二百六十年以上にわたって国内の戦乱を封じ込めた体制は、どのような仕組みで成り立っていたのか。この教材は、関ヶ原の戦いを経た徳川家康の征夷大将軍就任(1603年)から幕末までの江戸時代を、制度・経済・文化の三つの軸で整理します。
まず幕藩体制の骨格です。武家諸法度による大名統制、1635年の寛永令で制度化された参勤交代、禁中並公家諸法度による朝廷への規制。参勤交代は単なる往復の義務ではなく、大名の財政を恒常的に圧迫し、同時に街道と宿場の整備を促した政策として理解する必要があります。士農工商の身分制度もこの枠組みの一部として扱います。
対外関係については、いわゆる鎖国の実態を正確に押さえます。ヨーロッパ諸国のうち貿易を許されたのはオランダのみであり、長崎の出島を窓口として中国とともに交易が続けられました。1637年から38年の島原の乱は、この体制が固まる過程の重要な転換点として位置づけられます。

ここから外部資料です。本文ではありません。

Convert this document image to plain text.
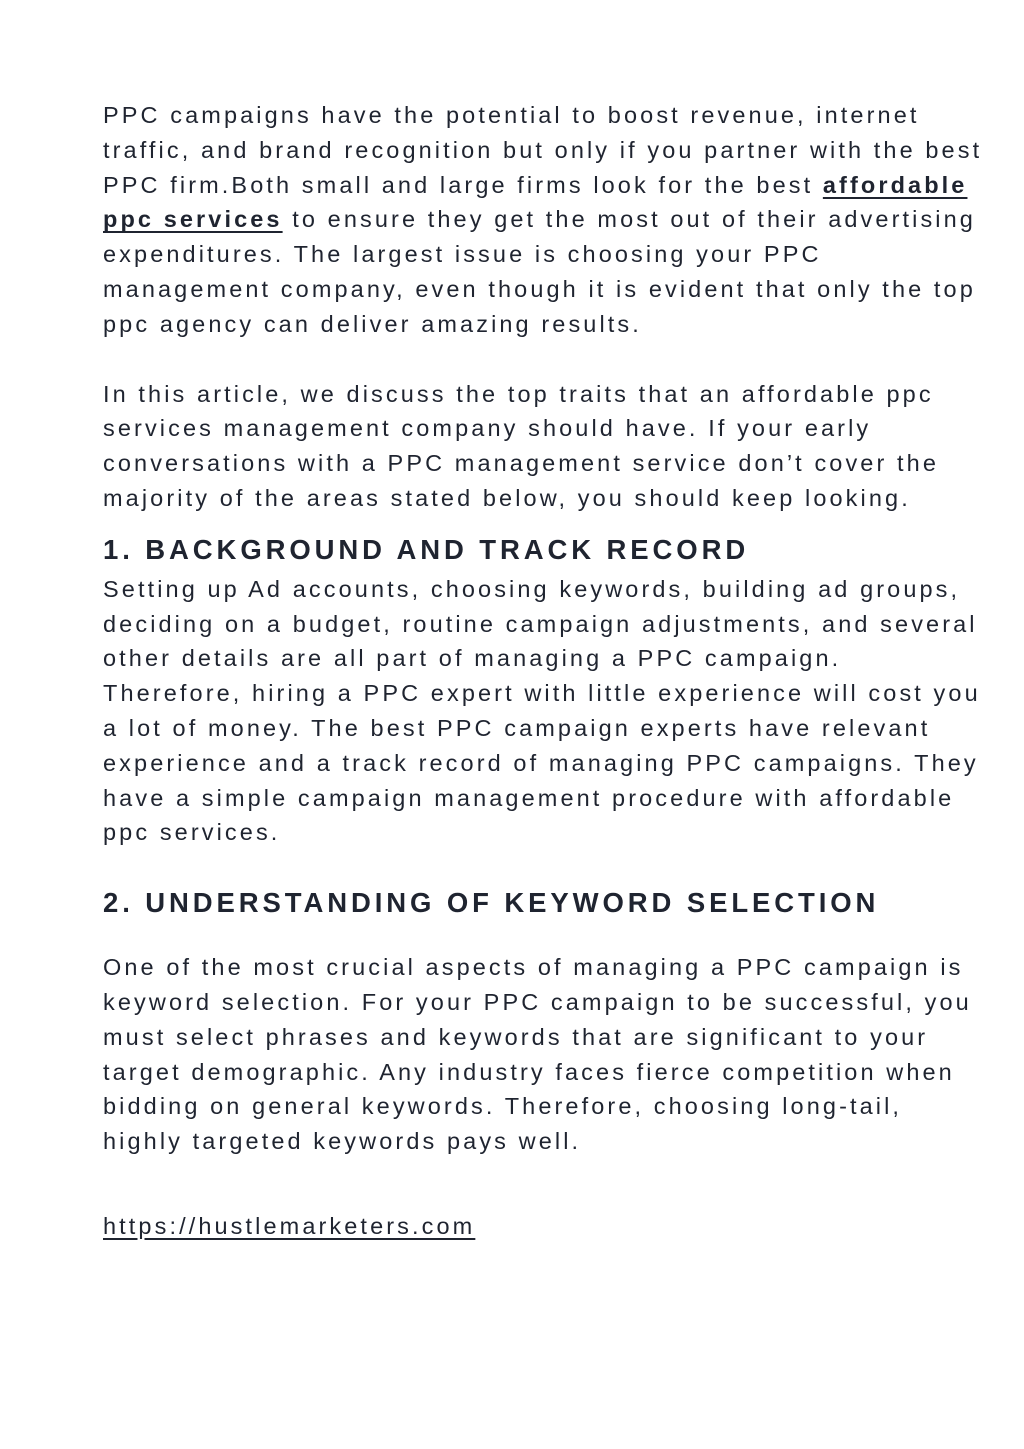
PPC campaigns have the potential to boost revenue, internet traffic, and brand recognition but only if you partner with the best PPC firm.Both small and large firms look for the best affordable ppc services to ensure they get the most out of their advertising expenditures. The largest issue is choosing your PPC management company, even though it is evident that only the top ppc agency can deliver amazing results.

In this article, we discuss the top traits that an affordable ppc services management company should have. If your early conversations with a PPC management service don’t cover the majority of the areas stated below, you should keep looking.

1. BACKGROUND AND TRACK RECORD

Setting up Ad accounts, choosing keywords, building ad groups, deciding on a budget, routine campaign adjustments, and several other details are all part of managing a PPC campaign. Therefore, hiring a PPC expert with little experience will cost you a lot of money. The best PPC campaign experts have relevant experience and a track record of managing PPC campaigns. They have a simple campaign management procedure with affordable ppc services.

2. UNDERSTANDING OF KEYWORD SELECTION

One of the most crucial aspects of managing a PPC campaign is keyword selection. For your PPC campaign to be successful, you must select phrases and keywords that are significant to your target demographic. Any industry faces fierce competition when bidding on general keywords. Therefore, choosing long-tail, highly targeted keywords pays well.

https://hustlemarketers.com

経済と交通では、五街道の整備、とりわけ江戸と京都を結ぶ東海道と中山道、そして江戸・大坂・京都の三都を中心とする商業の発展を扱います。三大改革(享保・寛政・天保)は、それぞれの主導者と時期を混同しやすいため、徳川吉宗、松平定信、水野忠邦と対応づけて整理しています。

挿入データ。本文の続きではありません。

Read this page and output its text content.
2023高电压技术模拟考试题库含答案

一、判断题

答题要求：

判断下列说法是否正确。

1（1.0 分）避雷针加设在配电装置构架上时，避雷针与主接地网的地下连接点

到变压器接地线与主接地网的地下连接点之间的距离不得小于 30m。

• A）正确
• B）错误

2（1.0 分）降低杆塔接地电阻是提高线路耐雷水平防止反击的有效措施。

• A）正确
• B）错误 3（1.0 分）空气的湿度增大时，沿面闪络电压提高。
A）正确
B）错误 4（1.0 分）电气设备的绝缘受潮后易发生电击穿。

文化の分野では、元禄文化と化政文化を明確に区別します。松尾芭蕉・井原西鶴・近松門左衛門が前者、葛飾北斎・歌川広重が後者であり、この区別は試験で頻出です。加えて、杉田玄白らによる『解体新書』の翻訳に代表される蘭学の展開と、寺子屋の普及による識字率の向上を扱います。
十二問の単一選択・複数選択問題(各問は単独で完結し、解説つき)と、十二枚の暗記カードで構成されています。
江戸時代は、1603年の徳川家康の征夷大将軍就任に始まり、幕藩体制のもとで長期の安定が保たれた時代である。武家諸法度が大名を統制し、1635年の寛永令によって参勤交代が制度化された。士農工商の身分制度が社会の枠組みとなり、鎖国政策のもとではヨーロッパ諸国のうちオランダのみが長崎の出島で貿易を許された。1637年から38年にかけて島原の乱が起こった。五街道が整備され、江戸と京都は東海道と中山道で結ばれ、江戸・大坂・京都の三都を中心に商業が発展した。徳川吉宗による享保の改革、松平定信による寛政の改革(1787年から)、水野忠邦による天保の改革が行われた。文化面では、松尾芭蕉・井原西鶴・近松門左衛門に代表される元禄文化と、葛飾北斎・歌川広重に代表される化政文化が展開した。杉田玄白らが『解体新書』を翻訳して蘭学が発展し、寺子屋の普及が識字率を高めた。(注:本教材は出典文書を添付せず主題設定から生成されたものであり、内容は一般的な歴史知識に照らして検証されている。)